La haine atteint à son comble à l’encontre d’un Trump dont la personnalité, il est vrai originale et clivante, n’aide guère. Chacun peut apprécier ou non sa manière de gouverner, se reconnaître ou non dans les idées du parti républicain, ce n’est pas la question. Elle est dans la représentation que les médias français donnent des États-Unis : d’un côté, le « bien », démocrate, qui défend justement la même vision du monde que la majorité des médias français ; de l’autre, le « mal », républicain. En ce domaine, Trump est un excellent client.

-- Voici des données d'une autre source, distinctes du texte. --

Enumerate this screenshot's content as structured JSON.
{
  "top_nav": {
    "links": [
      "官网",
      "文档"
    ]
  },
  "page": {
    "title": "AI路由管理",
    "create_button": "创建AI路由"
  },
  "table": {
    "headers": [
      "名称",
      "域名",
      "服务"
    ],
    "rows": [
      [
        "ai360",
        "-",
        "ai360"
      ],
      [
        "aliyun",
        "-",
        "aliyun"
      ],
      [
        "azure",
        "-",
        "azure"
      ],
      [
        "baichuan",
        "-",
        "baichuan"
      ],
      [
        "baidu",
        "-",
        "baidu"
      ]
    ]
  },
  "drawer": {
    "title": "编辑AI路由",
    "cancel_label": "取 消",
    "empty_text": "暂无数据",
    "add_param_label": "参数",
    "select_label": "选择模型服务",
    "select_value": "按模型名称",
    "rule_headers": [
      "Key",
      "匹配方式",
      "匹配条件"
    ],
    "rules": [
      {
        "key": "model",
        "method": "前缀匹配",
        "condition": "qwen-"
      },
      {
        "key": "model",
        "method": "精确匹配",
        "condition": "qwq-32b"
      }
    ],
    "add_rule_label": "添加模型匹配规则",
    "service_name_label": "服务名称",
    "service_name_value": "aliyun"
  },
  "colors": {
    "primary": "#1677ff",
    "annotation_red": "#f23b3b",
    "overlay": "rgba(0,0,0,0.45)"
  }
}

Le parti démocrate est aussi clivant
Dès son élection, Trump a été contesté, accusé d’avoir truqué les élections. Une fois celles de mi-mandat passées, la remontée en force des démocrates a même conduit à une procédure d’impeachment visant à le déstabiliser ou le destituer. Tout est tombé à l’eau. Trump semblait même, une fois les primaires démocrates démarrées, en position d’être réélu, du fait d’un bilan économique globalement jugé positif aux États-Unis, ce qui peut être discuté, et largement passé sous silence en France. Sa réélection était d’autant plus possible que le camp démocrate était divisé, une division reflétant l’état d’un parti soumis à de très forts clivages internes entre socio-libéraux à l’ancienne, les successeurs des Clinton en somme, et courants beaucoup plus à gauche incarnés par Bernie Sanders ou l’étoile montante Alexandria Ocasio-Cortez (AOC). Cela amenait la presse américaine à s’interroger sur l’advenue d’un mouvement socialiste aux États-Unis. Être « socialiste » était même une mode dans la jeunesse démocrate de la côte Est fin 2019.

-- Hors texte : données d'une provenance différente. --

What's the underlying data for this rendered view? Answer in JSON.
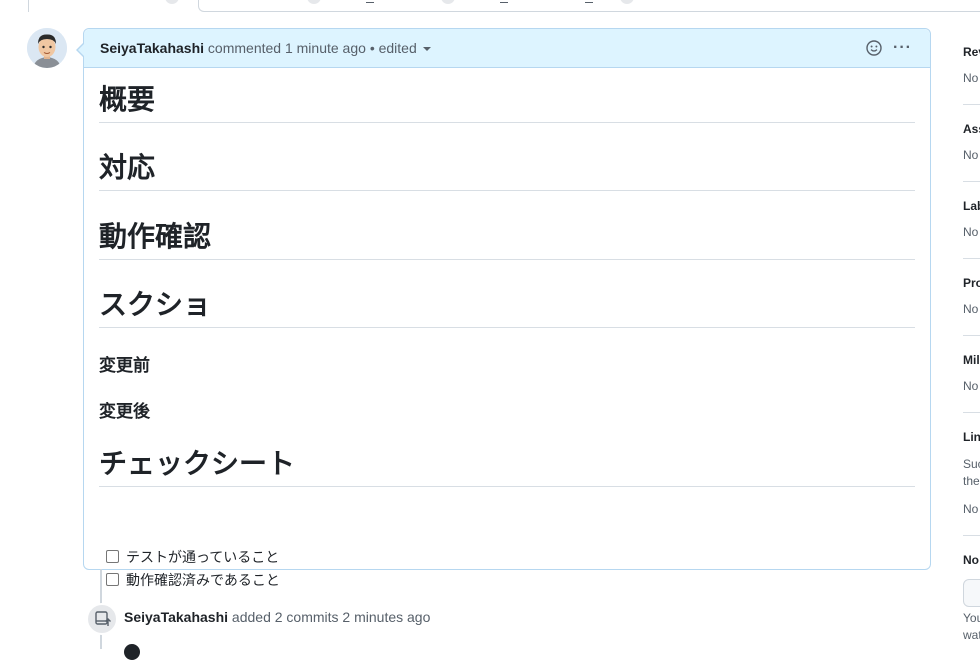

Un scrutin incertain et tendu
Ainsi, les élections sont à la fois incertaines et tendues. Incertaines : personne ne peut prédire qui sortira vainqueur d’un scrutin entre deux hommes traînant chacun de lourdes casseroles – Biden ayant multiplié les gaffes, y compris vis-à-vis de l’électorat noir et étant soupçonné de sexisme –, des hommes âgés, dans une société qui réclame un renouvellement des élites, plus de femmes et une meilleure représentation des supposées minorités. Tendues : elles se déroulent sur fond de catastrophe sanitaire – Biden gaffant de nouveau le 21 septembre en parlant de 200 millions d’Américains morts –, d’incendies monstrueux, d’émeutes urbaines, de tensions raciales, d’affrontements entre la police et des groupes politisés tels que Black Lives Matters…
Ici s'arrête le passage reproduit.